Transition Probabilities of Emissions and Rotationless Radiative Lifetimes of Vibrational Levels for the PO Radical

Abstract

Abstract This work investigates the transition dipole moments (TDMs) and transition probabilities of electric dipole emissions between the X2Π, B2Σ+, B′2Π, D′2Π, C2Σ−, C′2Δ, F2Σ+, and P2Π states of the PO radical. The TDMs of 23 pairs of states are calculated by the internally contracted multireference configuration method with the aug-cc-pV6Z basis set. The vibrational band origins, Franck–Condon factors, and Einstein coefficients of all the spontaneous emissions are evaluated. The rotationless radiative lifetimes of the vibrational levels are approximately 10−7–10−8 s for the B2Σ+, C2Σ−, C′2Δ, P2Π, and F2Σ+ states; 10−4–10−5 s for the B′2Π state; and 10−1–10−2 s for the D′2Π state. The Einstein coefficients of many emissions are large for the B2Σ+–X2Π, B′2Π–X2Π, C′2Δ–X2Π, C2Σ−–X2Π, F2Σ+–X2Π, P2Π–X2Π, P2Π–B′2Π, and P2Π–D′2Π systems. Almost all the spontaneous emissions arising from the D′2Π state are very weak. The vibrational band origins of these emissions extend from the UV into the far-infrared spectra. The radiative lifetimes and vibrational band origins are compared with available experimental and theoretical values.
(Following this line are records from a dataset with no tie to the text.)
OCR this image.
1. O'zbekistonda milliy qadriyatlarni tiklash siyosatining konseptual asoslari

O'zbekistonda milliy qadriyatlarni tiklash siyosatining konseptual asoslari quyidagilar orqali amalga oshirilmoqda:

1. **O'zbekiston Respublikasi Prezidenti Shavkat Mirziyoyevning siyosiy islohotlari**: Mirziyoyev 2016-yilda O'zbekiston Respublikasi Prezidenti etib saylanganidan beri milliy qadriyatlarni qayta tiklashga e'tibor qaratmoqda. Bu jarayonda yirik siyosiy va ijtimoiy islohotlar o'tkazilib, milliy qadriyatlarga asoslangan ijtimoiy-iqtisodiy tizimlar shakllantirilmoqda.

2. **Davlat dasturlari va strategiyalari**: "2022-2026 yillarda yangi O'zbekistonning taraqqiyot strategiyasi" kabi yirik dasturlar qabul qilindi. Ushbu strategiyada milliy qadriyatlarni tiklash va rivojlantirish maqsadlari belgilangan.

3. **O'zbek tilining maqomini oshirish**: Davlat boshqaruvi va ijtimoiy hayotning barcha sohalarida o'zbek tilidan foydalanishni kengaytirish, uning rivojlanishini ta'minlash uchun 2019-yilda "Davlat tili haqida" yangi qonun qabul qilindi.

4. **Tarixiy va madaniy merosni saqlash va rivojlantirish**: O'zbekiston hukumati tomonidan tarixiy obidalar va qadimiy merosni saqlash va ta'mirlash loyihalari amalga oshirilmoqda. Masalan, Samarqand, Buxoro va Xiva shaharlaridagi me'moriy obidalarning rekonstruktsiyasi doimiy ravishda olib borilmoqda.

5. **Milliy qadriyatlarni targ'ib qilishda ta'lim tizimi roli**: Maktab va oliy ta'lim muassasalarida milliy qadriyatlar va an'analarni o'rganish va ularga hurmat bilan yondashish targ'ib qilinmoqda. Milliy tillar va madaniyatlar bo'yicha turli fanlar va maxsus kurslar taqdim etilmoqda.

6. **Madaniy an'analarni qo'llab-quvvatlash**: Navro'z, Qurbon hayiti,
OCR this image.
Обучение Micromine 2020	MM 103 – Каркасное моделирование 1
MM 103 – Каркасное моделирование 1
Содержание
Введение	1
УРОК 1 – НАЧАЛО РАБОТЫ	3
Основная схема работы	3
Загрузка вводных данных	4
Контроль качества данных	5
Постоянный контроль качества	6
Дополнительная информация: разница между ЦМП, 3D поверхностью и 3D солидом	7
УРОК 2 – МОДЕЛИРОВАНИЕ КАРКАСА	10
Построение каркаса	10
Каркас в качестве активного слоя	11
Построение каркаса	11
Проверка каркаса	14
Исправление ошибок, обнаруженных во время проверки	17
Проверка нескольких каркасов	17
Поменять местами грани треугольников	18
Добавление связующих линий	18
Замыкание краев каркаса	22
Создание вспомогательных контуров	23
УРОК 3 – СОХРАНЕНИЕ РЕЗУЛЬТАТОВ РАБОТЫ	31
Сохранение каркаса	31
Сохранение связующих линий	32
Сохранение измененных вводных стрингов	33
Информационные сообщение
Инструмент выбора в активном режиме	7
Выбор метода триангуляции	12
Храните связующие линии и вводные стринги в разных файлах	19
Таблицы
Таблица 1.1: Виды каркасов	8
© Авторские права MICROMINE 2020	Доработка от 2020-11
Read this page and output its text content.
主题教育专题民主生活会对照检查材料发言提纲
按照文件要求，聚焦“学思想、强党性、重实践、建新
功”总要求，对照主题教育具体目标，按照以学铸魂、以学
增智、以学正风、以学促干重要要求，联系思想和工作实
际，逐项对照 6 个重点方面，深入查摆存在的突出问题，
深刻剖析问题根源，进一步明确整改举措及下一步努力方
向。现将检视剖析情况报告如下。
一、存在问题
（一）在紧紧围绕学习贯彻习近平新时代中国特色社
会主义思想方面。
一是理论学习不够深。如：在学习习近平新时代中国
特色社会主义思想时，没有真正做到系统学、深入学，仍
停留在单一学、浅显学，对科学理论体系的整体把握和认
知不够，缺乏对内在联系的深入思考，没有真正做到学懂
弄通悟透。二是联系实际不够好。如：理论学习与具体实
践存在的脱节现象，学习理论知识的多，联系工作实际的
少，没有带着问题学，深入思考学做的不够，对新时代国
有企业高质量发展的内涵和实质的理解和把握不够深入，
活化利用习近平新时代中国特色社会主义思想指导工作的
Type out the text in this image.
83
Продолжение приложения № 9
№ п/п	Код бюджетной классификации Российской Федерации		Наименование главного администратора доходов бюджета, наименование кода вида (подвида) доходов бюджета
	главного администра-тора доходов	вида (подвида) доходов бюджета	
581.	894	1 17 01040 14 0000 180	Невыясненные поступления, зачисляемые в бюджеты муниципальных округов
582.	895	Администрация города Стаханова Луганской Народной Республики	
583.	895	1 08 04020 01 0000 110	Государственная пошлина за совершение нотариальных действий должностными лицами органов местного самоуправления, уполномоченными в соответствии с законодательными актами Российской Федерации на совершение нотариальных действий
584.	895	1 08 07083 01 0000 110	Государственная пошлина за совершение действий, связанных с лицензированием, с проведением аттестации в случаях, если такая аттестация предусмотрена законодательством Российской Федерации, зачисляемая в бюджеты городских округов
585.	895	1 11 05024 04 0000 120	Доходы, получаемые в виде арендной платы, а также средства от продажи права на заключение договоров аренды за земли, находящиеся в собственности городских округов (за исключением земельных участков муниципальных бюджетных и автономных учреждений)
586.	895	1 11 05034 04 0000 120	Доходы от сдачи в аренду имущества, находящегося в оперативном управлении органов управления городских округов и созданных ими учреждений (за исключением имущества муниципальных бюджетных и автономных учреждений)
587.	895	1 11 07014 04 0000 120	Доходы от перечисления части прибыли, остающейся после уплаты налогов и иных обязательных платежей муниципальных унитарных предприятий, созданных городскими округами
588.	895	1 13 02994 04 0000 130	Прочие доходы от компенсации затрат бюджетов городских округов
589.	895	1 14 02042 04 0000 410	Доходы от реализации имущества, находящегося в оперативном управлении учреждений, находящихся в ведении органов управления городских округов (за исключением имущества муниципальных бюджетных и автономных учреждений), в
According to the radiative lifetimes and transition probabilities obtained in this paper, some guidelines for detecting these states spectroscopically are proposed. The TDMs and transition probabilities reported here are considered to be reliable and can be used as guidelines for detecting similar transitions, especially those in interstellar space.